The Telegraph article quotes journalist Ray Moynihan, author of Sex, Lies and Pharmaceuticals, who describes female sexual dysfunction as a clear example of “corporate-sponsored creation of a disease.” And gynecologist Dr Sandy Goldbeck-Wood, who points out that low sexual desire, especially in women, is intricately linked to a person’s life and relationships. If a woman is depressed or stressed out from looking after kids and/or aging parents on top of her double role as breadwinner and homemaker, she’s very unlikely to be interested in sex – especially if her partner is unsympathetic and unsupportive.

Writing in the Daily Mail, psychologist and sex researcher Dr Petra Boynton complains that the corporate media promotes highly unrealistic expectations of sex (lots of it with mind-blowing multiple orgasms), just as they do about women’s appearance (thin, young-looking, with perfect faces and breasts).

My Own Clinical Experience

I totally agree with Boynton and Goldbeck-Wood. When I worked with women in Seattle, low sexual desire nearly always stemmed from unresolved relationship issues. Often when women felt totally dominated and controlled by their partner, saying no in the bedroom was their only opportunity to assert themselves. Other women complained they got nothing out of sex because their partner couldn’t or wouldn’t address their sexual needs.

Population studies suggest that approximately 50% of women require direct stimulation because they don’t climax through vaginal intercourse. The scientific literature is silent on the unwillingness of men to engage in oral sex. However based on what I read in social media, I suspect it remains a significant source of conflict among couples.

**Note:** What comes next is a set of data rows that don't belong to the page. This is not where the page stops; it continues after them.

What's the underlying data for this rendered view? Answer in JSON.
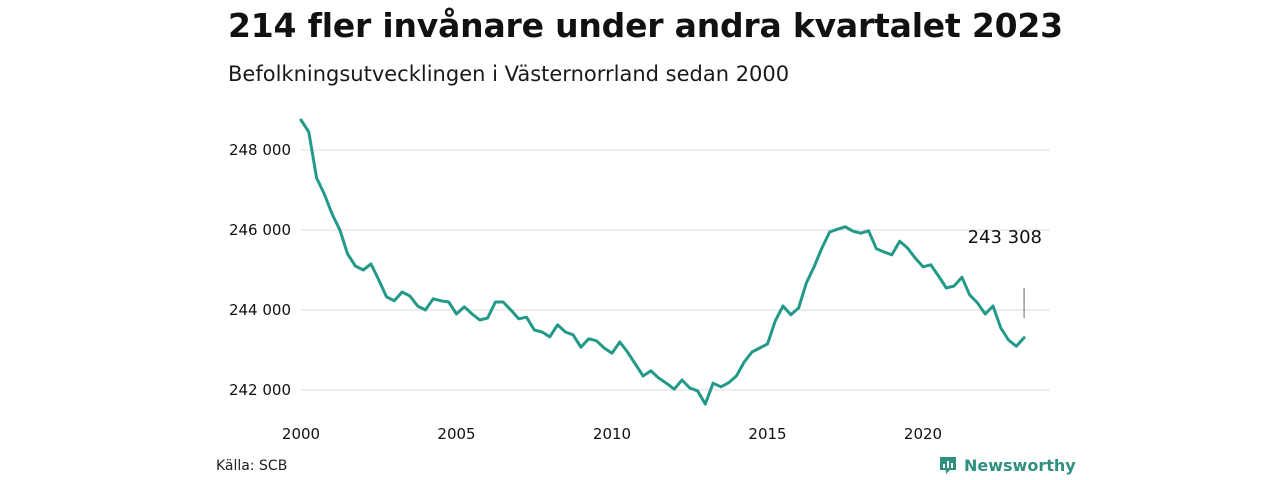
{
  "title": "214 fler invånare under andra kvartalet 2023",
  "subtitle": "Befolkningsutvecklingen i Västernorrland sedan 2000",
  "source": "Källa: SCB",
  "brand": "Newsworthy",
  "colors": {
    "line": "#23998a",
    "grid": "#dcdcdc",
    "brand": "#2f8f80"
  },
  "chart_data": {
    "type": "line",
    "title": "214 fler invånare under andra kvartalet 2023",
    "subtitle": "Befolkningsutvecklingen i Västernorrland sedan 2000",
    "xlabel": "",
    "ylabel": "",
    "xlim": [
      2000,
      2024
    ],
    "ylim": [
      241500,
      249000
    ],
    "grid": true,
    "yticks": [
      242000,
      244000,
      246000,
      248000
    ],
    "ytick_labels": [
      "242 000",
      "244 000",
      "246 000",
      "248 000"
    ],
    "xticks": [
      2000,
      2005,
      2010,
      2015,
      2020
    ],
    "xtick_labels": [
      "2000",
      "2005",
      "2010",
      "2015",
      "2020"
    ],
    "annotation": {
      "label": "243 308",
      "x": 2023.25,
      "value": 243308
    },
    "series": [
      {
        "values": [
          [
            2000.0,
            248750
          ],
          [
            2000.25,
            248450
          ],
          [
            2000.5,
            247300
          ],
          [
            2000.75,
            246900
          ],
          [
            2001.0,
            246400
          ],
          [
            2001.25,
            246000
          ],
          [
            2001.5,
            245400
          ],
          [
            2001.75,
            245100
          ],
          [
            2002.0,
            245000
          ],
          [
            2002.25,
            245150
          ],
          [
            2002.5,
            244750
          ],
          [
            2002.75,
            244330
          ],
          [
            2003.0,
            244230
          ],
          [
            2003.25,
            244450
          ],
          [
            2003.5,
            244350
          ],
          [
            2003.75,
            244100
          ],
          [
            2004.0,
            244000
          ],
          [
            2004.25,
            244280
          ],
          [
            2004.5,
            244230
          ],
          [
            2004.75,
            244200
          ],
          [
            2005.0,
            243900
          ],
          [
            2005.25,
            244080
          ],
          [
            2005.5,
            243900
          ],
          [
            2005.75,
            243750
          ],
          [
            2006.0,
            243800
          ],
          [
            2006.25,
            244200
          ],
          [
            2006.5,
            244200
          ],
          [
            2006.75,
            244000
          ],
          [
            2007.0,
            243780
          ],
          [
            2007.25,
            243820
          ],
          [
            2007.5,
            243500
          ],
          [
            2007.75,
            243450
          ],
          [
            2008.0,
            243330
          ],
          [
            2008.25,
            243630
          ],
          [
            2008.5,
            243450
          ],
          [
            2008.75,
            243380
          ],
          [
            2009.0,
            243070
          ],
          [
            2009.25,
            243280
          ],
          [
            2009.5,
            243230
          ],
          [
            2009.75,
            243050
          ],
          [
            2010.0,
            242920
          ],
          [
            2010.25,
            243200
          ],
          [
            2010.5,
            242950
          ],
          [
            2010.75,
            242650
          ],
          [
            2011.0,
            242350
          ],
          [
            2011.25,
            242480
          ],
          [
            2011.5,
            242300
          ],
          [
            2011.75,
            242170
          ],
          [
            2012.0,
            242020
          ],
          [
            2012.25,
            242250
          ],
          [
            2012.5,
            242050
          ],
          [
            2012.75,
            241980
          ],
          [
            2013.0,
            241650
          ],
          [
            2013.25,
            242170
          ],
          [
            2013.5,
            242080
          ],
          [
            2013.75,
            242180
          ],
          [
            2014.0,
            242350
          ],
          [
            2014.25,
            242700
          ],
          [
            2014.5,
            242950
          ],
          [
            2014.75,
            243050
          ],
          [
            2015.0,
            243150
          ],
          [
            2015.25,
            243730
          ],
          [
            2015.5,
            244100
          ],
          [
            2015.75,
            243880
          ],
          [
            2016.0,
            244050
          ],
          [
            2016.25,
            244680
          ],
          [
            2016.5,
            245080
          ],
          [
            2016.75,
            245550
          ],
          [
            2017.0,
            245950
          ],
          [
            2017.25,
            246020
          ],
          [
            2017.5,
            246080
          ],
          [
            2017.75,
            245970
          ],
          [
            2018.0,
            245920
          ],
          [
            2018.25,
            245980
          ],
          [
            2018.5,
            245530
          ],
          [
            2018.75,
            245450
          ],
          [
            2019.0,
            245380
          ],
          [
            2019.25,
            245720
          ],
          [
            2019.5,
            245550
          ],
          [
            2019.75,
            245300
          ],
          [
            2020.0,
            245080
          ],
          [
            2020.25,
            245130
          ],
          [
            2020.5,
            244850
          ],
          [
            2020.75,
            244550
          ],
          [
            2021.0,
            244600
          ],
          [
            2021.25,
            244820
          ],
          [
            2021.5,
            244380
          ],
          [
            2021.75,
            244180
          ],
          [
            2022.0,
            243900
          ],
          [
            2022.25,
            244100
          ],
          [
            2022.5,
            243550
          ],
          [
            2022.75,
            243250
          ],
          [
            2023.0,
            243094
          ],
          [
            2023.25,
            243308
          ]
        ]
      }
    ]
  }
}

Astroturfing* Flibanseerin

Typically Big Pharma has created two Astroturf* groups, Eventhe Score and WomenDeserve. Both have accused the FDA of sexism for their reluctance to approve Flibanserin. According to the Daily Mail, EventheScore is claiming a biological lack of sexual desire negatively impacts 1 in 10 American women. This is pure corporate hype, as there is no biological marker or threshold for abnormally low desire.

My biggest concern is that FDA approval will lead to women being pressured to take a drug with potentially serious side effects – either by their partner or by the same phoney media marketing that induces them to spend millions of dollars on cosmetics, weight loss products and plastic surgery. In contemporary society, full equality and full control over their own bodies is still a long way off for most women.

 


* Astrotrufing is the creation of apparent public support by corporations who pay people or groups to pretend to be supportive. This false support can take the form of letters to the editor, postings on social media lobbying politicians in support of the cause.